SEANCE DU 27 MARS 2001
M. le président.
La parole est à Mme Beaudeau, auteur de la question n° 984, adressée à M. le
ministre de la fonction publique et de la réforme de l'Etat.
Mme Marie-Claude Beaudeau.
Monsieur le ministre, je voudrais tout d'abord souligner les excellents
résultats obtenus dans le secteur du tourisme en l'an 2000 : près de 75
millions de touristes sont venus visiter notre pays, laissant près de 100
milliards de francs de bénéfices pour notre balance commerciale.
Mme la secrétaire d'Etat au tourisme envisage d'améliorer ces résultats en
2001 grâce à un meilleur équilibre des flux touristiques entre les vingt-six
régions françaises et à l'accroissement de la fréquentation en basse saison.
Cet objectif, s'il est atteint, entraînera donc une augmentation des recettes
et du nombre d'emplois.
Pour cela, le produit « France » doit être mieux connu, mieux valorisé ; il a
besoin d'une action renforcée à l'étranger, que ce soit par la presse, par les
salons, par les études diverses ou par les expositions.

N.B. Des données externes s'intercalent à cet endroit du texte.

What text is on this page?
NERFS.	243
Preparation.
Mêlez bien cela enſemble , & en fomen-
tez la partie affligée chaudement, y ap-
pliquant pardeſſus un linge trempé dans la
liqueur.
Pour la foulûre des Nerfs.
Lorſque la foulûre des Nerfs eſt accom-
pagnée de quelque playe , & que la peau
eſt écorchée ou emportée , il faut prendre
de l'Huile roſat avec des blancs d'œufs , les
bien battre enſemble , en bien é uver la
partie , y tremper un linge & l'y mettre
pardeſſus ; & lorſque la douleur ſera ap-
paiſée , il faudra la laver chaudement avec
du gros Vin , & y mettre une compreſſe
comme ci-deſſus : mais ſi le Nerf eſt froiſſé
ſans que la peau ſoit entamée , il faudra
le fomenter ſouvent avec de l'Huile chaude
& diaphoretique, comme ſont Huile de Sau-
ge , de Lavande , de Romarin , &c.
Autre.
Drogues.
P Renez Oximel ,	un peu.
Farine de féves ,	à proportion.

Le rôle de Maison de la France, dont la mission est de mieux faire connaître à
l'étranger notre pays, ses richesses et son patrimoine, est essentiel. Se pose
alors, par voie de conséquence, la question de la situation des personnels
travaillant au siège, à Paris, et dans les différentes agences à l'étranger :
tous les rapports établis, dont celui de la Cour des comptes, font état d'une
gestion qualifiée d'anarchique, faite d'injustices. Elle doit donc évoluer pour
pouvoir être plus efficace.
Maison de la France a été créée le 20 mars 1987, par décision du secrétariat
d'Etat au tourisme de l'époque, sous forme d'un groupement d'intérêt
économique, un GIE. Il s'agit donc d'une décision gouvernementale visant à
associer dans un partenariat l'Etat et les organismes professionnels ou
d'entreprises liés au secteur du tourisme. Un GIE - vous le savez, monsieur le
ministre - doit être géré selon les dispositions de l'ordonnance du 23
septembre 1967.
La commission des finances m'a confié une mission de contrôle, dont le rapport
est en cours d'élaboration ; mais, sans attendre, que pouvons-nous dire
aujourd'hui du personnel ?
En 1987, 279 personnes travaillaient à Maison de la France : 82 au siège, à
Paris, et 197 à l'étranger. Ces chiffres ont peu évolué, si l'on excepte une
légère diminution des effectifs au siège central.
Une première remarque s'impose : la qualité du travail des personnels s'avère
exceptionnelle et se traduit par une amélioration sensible - tout le monde le
reconnaît - de la productivité : le ratio chiffre d'affaires - nombre d'agents
est passé de 0,67 en 1987 à 1,40 en 1997, et cette progression se poursuit.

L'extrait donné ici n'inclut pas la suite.